Ms Burton's radical proposals represent the most far reaching reforms of our welfare system in living memory.
This newspaper has learned that under the plans:
* Ms Burton favours the introduction of an income support or income protection system for those who lose their job to get benefits that "reflect their salary levels" rather than a base payment for a "limited time period" – similar to what was the case in Ireland several decades ago.
* She wants the contributory system made available not just to employees but to the self-employed.
* Ms Burton also wants the Irish State pension doubled from €12,000 a year to €24,000, for which people will contribute throughout their working lives. She feels that as more companies are looking to the State to provide benefits, people would contribute as they do currently in private schemes.

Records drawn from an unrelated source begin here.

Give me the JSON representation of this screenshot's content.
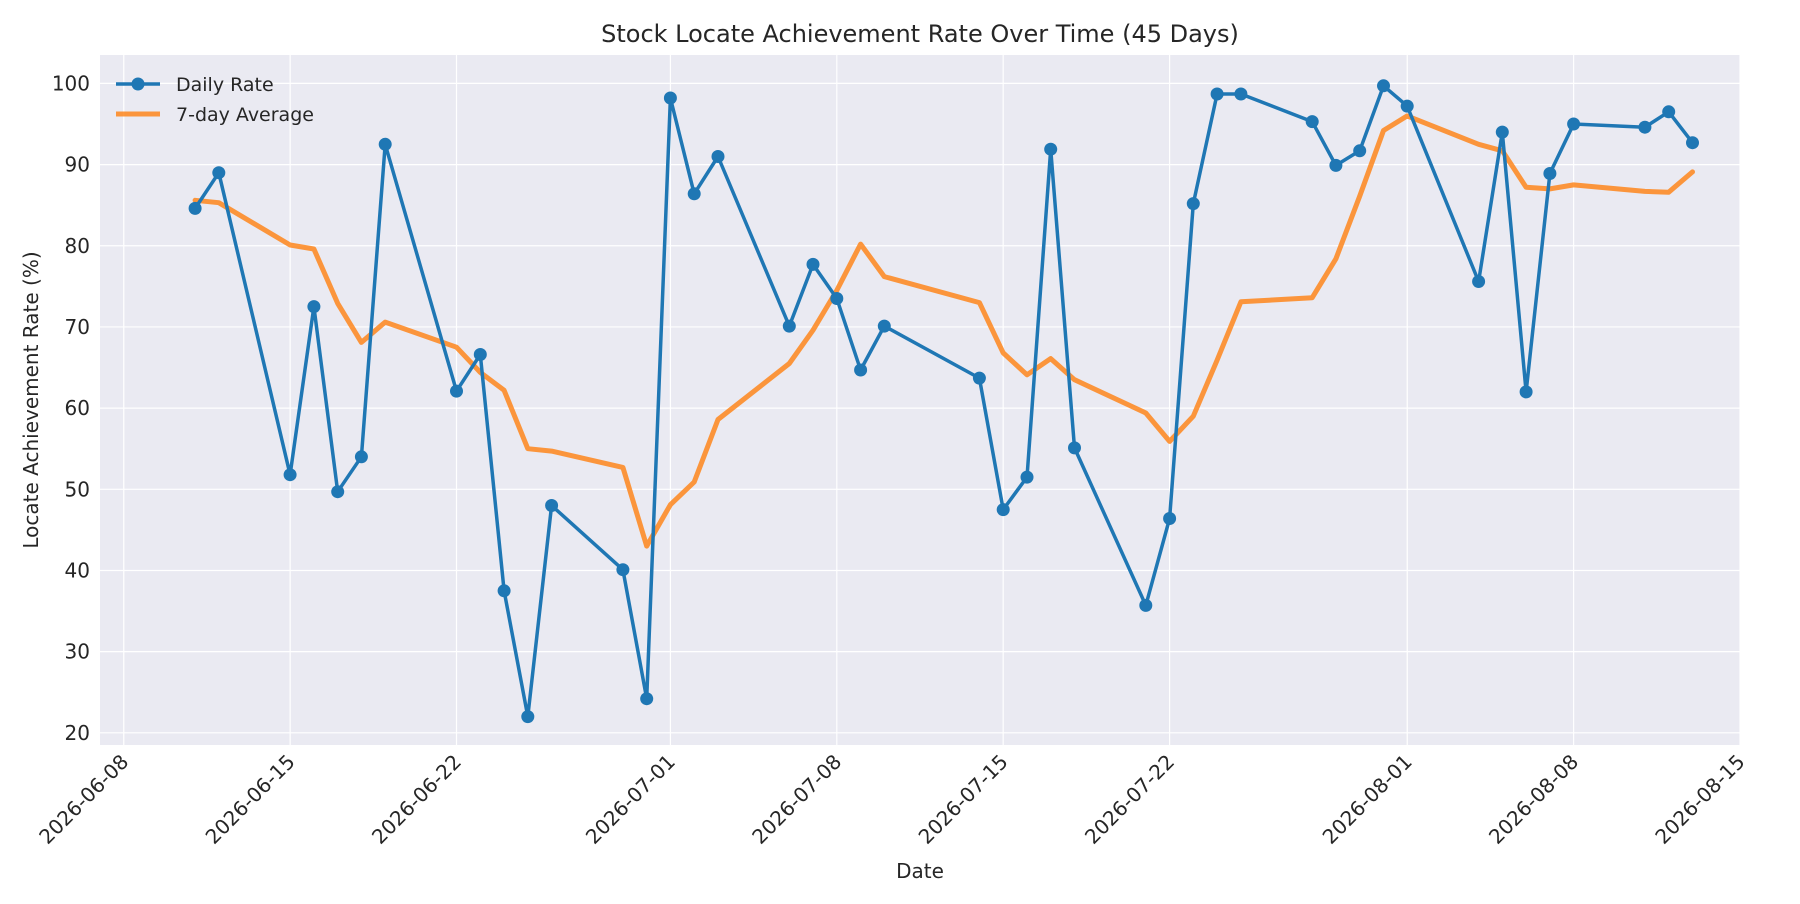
{
  "chart_data": {
    "type": "line",
    "title": "Stock Locate Achievement Rate Over Time (45 Days)",
    "xlabel": "Date",
    "ylabel": "Locate Achievement Rate (%)",
    "xlim": [
      "2026-06-07",
      "2026-08-15"
    ],
    "ylim": [
      18.5,
      103.5
    ],
    "x_ticks": [
      "2026-06-08",
      "2026-06-15",
      "2026-06-22",
      "2026-07-01",
      "2026-07-08",
      "2026-07-15",
      "2026-07-22",
      "2026-08-01",
      "2026-08-08",
      "2026-08-15"
    ],
    "y_ticks": [
      20,
      30,
      40,
      50,
      60,
      70,
      80,
      90,
      100
    ],
    "grid": true,
    "legend": "top-left",
    "x": [
      "2026-06-11",
      "2026-06-12",
      "2026-06-15",
      "2026-06-16",
      "2026-06-17",
      "2026-06-18",
      "2026-06-19",
      "2026-06-22",
      "2026-06-23",
      "2026-06-24",
      "2026-06-25",
      "2026-06-26",
      "2026-06-29",
      "2026-06-30",
      "2026-07-01",
      "2026-07-02",
      "2026-07-03",
      "2026-07-06",
      "2026-07-07",
      "2026-07-08",
      "2026-07-09",
      "2026-07-10",
      "2026-07-14",
      "2026-07-15",
      "2026-07-16",
      "2026-07-17",
      "2026-07-18",
      "2026-07-21",
      "2026-07-22",
      "2026-07-23",
      "2026-07-24",
      "2026-07-25",
      "2026-07-28",
      "2026-07-29",
      "2026-07-30",
      "2026-07-31",
      "2026-08-01",
      "2026-08-04",
      "2026-08-05",
      "2026-08-06",
      "2026-08-07",
      "2026-08-08",
      "2026-08-11",
      "2026-08-12",
      "2026-08-13"
    ],
    "series": [
      {
        "name": "Daily Rate",
        "color": "#1f77b4",
        "marker": "circle",
        "values": [
          84.6,
          89.0,
          51.8,
          72.5,
          49.7,
          54.0,
          92.5,
          62.1,
          66.6,
          37.5,
          22.0,
          48.0,
          40.1,
          24.2,
          98.2,
          86.4,
          91.0,
          70.1,
          77.7,
          73.5,
          64.7,
          70.1,
          63.7,
          47.5,
          51.5,
          91.9,
          55.1,
          35.7,
          46.4,
          85.2,
          98.7,
          98.7,
          95.3,
          89.9,
          91.7,
          99.7,
          97.2,
          75.6,
          94.0,
          62.0,
          88.9,
          95.0,
          94.6,
          96.5,
          92.7
        ]
      },
      {
        "name": "7-day Average",
        "color": "#ff7f0e",
        "marker": "none",
        "values": [
          85.6,
          85.3,
          80.1,
          79.6,
          72.9,
          68.1,
          70.6,
          67.5,
          64.4,
          62.2,
          55.0,
          54.7,
          52.7,
          43.0,
          48.1,
          50.9,
          58.6,
          65.5,
          69.6,
          74.5,
          80.2,
          76.2,
          73.0,
          66.8,
          64.1,
          66.1,
          63.5,
          59.4,
          55.9,
          59.0,
          65.9,
          73.1,
          73.6,
          78.4,
          86.1,
          94.2,
          96.0,
          92.5,
          91.7,
          87.2,
          87.0,
          87.5,
          86.7,
          86.6,
          89.1
        ]
      }
    ]
  }
}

* There will be tougher penalties for those caught defrauding or cheating the welfare system.
Under her plans, if someone who was earning a salary of €70,000 a year was made redundant, rather than just receiving an €188-a-week Jobseeker payment, that person would receive benefits that would "reflect" their salary level – for a limited time.
The principle of the system is that during your employment, you would contribute to a State fund. One of the major complaints about the current system is the lack of benefits for self-employed people, but Ms Burton is adamant that they would be included.

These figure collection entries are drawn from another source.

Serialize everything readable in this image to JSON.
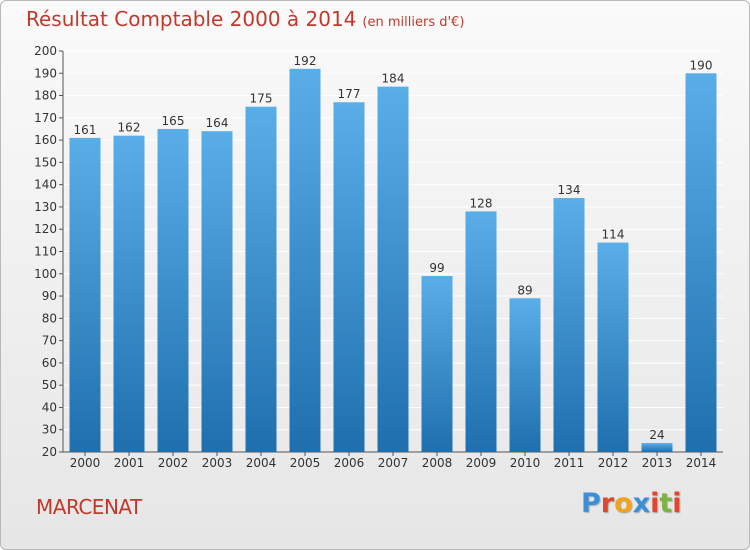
{
  "header": {
    "title": "Résultat Comptable 2000 à 2014",
    "subtitle": "(en milliers d'€)"
  },
  "footer": {
    "commune": "MARCENAT",
    "logo_letters": [
      "P",
      "r",
      "o",
      "x",
      "i",
      "t",
      "i"
    ],
    "logo_colors": [
      "#3a8fd6",
      "#e2462f",
      "#f2a21b",
      "#3a8fd6",
      "#e2462f",
      "#7cb342",
      "#e2462f"
    ]
  },
  "colors": {
    "bar_top": "#5aaee8",
    "bar_bottom": "#1f6fae",
    "grid": "#ffffff",
    "text": "#333333",
    "accent": "#c0392b"
  },
  "chart_data": {
    "type": "bar",
    "title": "Résultat Comptable 2000 à 2014",
    "subtitle": "(en milliers d'€)",
    "categories": [
      "2000",
      "2001",
      "2002",
      "2003",
      "2004",
      "2005",
      "2006",
      "2007",
      "2008",
      "2009",
      "2010",
      "2011",
      "2012",
      "2013",
      "2014"
    ],
    "values": [
      161,
      162,
      165,
      164,
      175,
      192,
      177,
      184,
      99,
      128,
      89,
      134,
      114,
      24,
      190
    ],
    "ylim": [
      20,
      200
    ],
    "yticks": [
      20,
      30,
      40,
      50,
      60,
      70,
      80,
      90,
      100,
      110,
      120,
      130,
      140,
      150,
      160,
      170,
      180,
      190,
      200
    ],
    "grid": true,
    "data_labels": true
  }
}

In relation to pensions, a similarly contributory system would apply and people would pay into a fund throughout their working life, and would obtain a "much fairer" pension on retirement. It is clear from her plans that Ms Burton wants to include a provision to preclude the State from raiding the fund, as happened with the National Pension Reserve Fund in 2009.
Her social welfare and pension reforms would "take several years to introduce and could only be done when incomes improve", but need to be introduced to tackle "substantial legacy issues" in the benefit system.
Ms Burton has also sought to have major State infrastructural projects hire people who are on the Live Register, especially those in the construction sector, rather than simply taking people who are already in employment.
Key to her plans is the ongoing crackdown on fraud and abuse of the welfare system. While numbers engaging in such activity are small, they undermine the "social solidarity" which is "at the heart of the welfare system".
Since 2006, the annual welfare spend has spiked from €13bn to more than €20bn last year. Ms Burton is under pressure to make further cuts of €440m in the upcoming budget, but she has suggested that she may not be able to make that target.